Like Miller’s lesson in nostalgic decorating, Yazici and Sajjad Alvee (SFS ’22) both have learned lessons during their years in student housing that they feel are worth sharing with incoming students. When asked what advice she would give decor-oriented first-years, Yazici emphasized the importance of items that spark joy. Her current room maintains a vintage vibe, with shelves of old bottles and an eclectic gallery wall over azure wallpaper.
“I love a good carpet; those are worth it. It makes it feel so much more homey,” Yazici said in a Zoom interview with The Hoya. “For everything else, pick what makes you happy, what ‘sparks joy,’ if you will. When you walk into your room you should feel happy and safe, because that’s your one space where you can unwind.”
Alvee considers his senior dorm to be a place of refuge. Looking back, he feels first-years should spend time cultivating a space that feels safe away from the hustle and bustle of campus life. He has no regrets about prioritizing comfort when building his ideal room on campus.

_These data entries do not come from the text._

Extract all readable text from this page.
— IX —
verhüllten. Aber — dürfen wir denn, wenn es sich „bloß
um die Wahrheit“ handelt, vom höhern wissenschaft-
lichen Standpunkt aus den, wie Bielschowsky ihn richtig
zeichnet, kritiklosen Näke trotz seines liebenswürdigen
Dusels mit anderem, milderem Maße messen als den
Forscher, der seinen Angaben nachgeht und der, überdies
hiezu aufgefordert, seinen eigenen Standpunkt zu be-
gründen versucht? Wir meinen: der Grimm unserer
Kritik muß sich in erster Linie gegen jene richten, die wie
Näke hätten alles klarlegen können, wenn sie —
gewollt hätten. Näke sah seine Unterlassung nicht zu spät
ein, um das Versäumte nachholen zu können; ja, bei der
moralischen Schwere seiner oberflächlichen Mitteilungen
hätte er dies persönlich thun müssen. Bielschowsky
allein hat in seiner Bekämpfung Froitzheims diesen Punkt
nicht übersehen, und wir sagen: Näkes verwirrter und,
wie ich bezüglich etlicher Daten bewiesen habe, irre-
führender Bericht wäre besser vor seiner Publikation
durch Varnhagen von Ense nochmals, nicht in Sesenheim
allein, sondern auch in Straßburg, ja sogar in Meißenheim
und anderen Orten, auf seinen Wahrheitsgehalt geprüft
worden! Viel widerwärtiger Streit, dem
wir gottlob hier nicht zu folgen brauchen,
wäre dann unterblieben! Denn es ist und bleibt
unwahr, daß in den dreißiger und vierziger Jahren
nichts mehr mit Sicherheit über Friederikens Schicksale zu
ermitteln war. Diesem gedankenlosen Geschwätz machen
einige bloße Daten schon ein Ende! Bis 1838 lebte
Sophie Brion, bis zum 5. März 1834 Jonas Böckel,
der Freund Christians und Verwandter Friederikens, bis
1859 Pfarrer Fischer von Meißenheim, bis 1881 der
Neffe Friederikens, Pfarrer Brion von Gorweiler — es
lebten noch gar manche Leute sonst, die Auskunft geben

“Your bedroom is definitely your sanctuary, so don’t be afraid to invest in it. I definitely wanted to be very comfortable, and that’s a theme that’s been carried out through my next few places I lived in after freshman year,” Alvee said in an interview with The Hoya.
Senior Year Spaces
From string lights to tapestries, posters to bedding, a dorm room for a senior is more than a room — it’s a gallery of Georgetown memories and lessons. Over the past four years, members of the Class of 2022 have had the opportunity to learn what most matters to them in making a home.
Rosenthal notes a marked difference between how seniors in college exist in their living spaces as opposed to first-years. Where first-years are trying to fit the feeling of home in a tiny space, seniors are working with a bigger canvas.
“Seniors are normally in larger spaces and a lot of them live in apartments or group homes, so they have more space to utilize. A lot of seniors also have to work with organizing for multiple different people and personalities at once if living in shared spaces,” Rosenthal said.
Neil is grateful for the lessons in organization she has learned over the past four years, and she feels better prepared to decorate small spaces because of her time at Georgetown. In contrast to Rosenthal’s observations, she is still confined to a small amount of square footage as a senior in her townhouse. The difference is in the decor she chooses.
“Honestly, I don’t have that much more room my senior year than I did in other ones, but I choose nicer pieces now. I’ve got a bright pink desk and a blue dresser. I think part of being forced to have that space management when I was younger opened up space for more design stuff,” Neil said.
As a senior, Alvee’s room is a shrine to his time at Georgetown, a collection of the pieces he’s accumulated over the past four years. He is thankful that what started out as a totally clean slate has evolved into something more. Similar to his growth at college, the evolution of his dorm decor reflects all of the experiences he has had on the Hilltop.
“I’ve had a lot of space to really fill with all these different things I’ve collected over my time here at Georgetown,” Alvee said. “It’s just allowed me a blank canvas to really make my own.”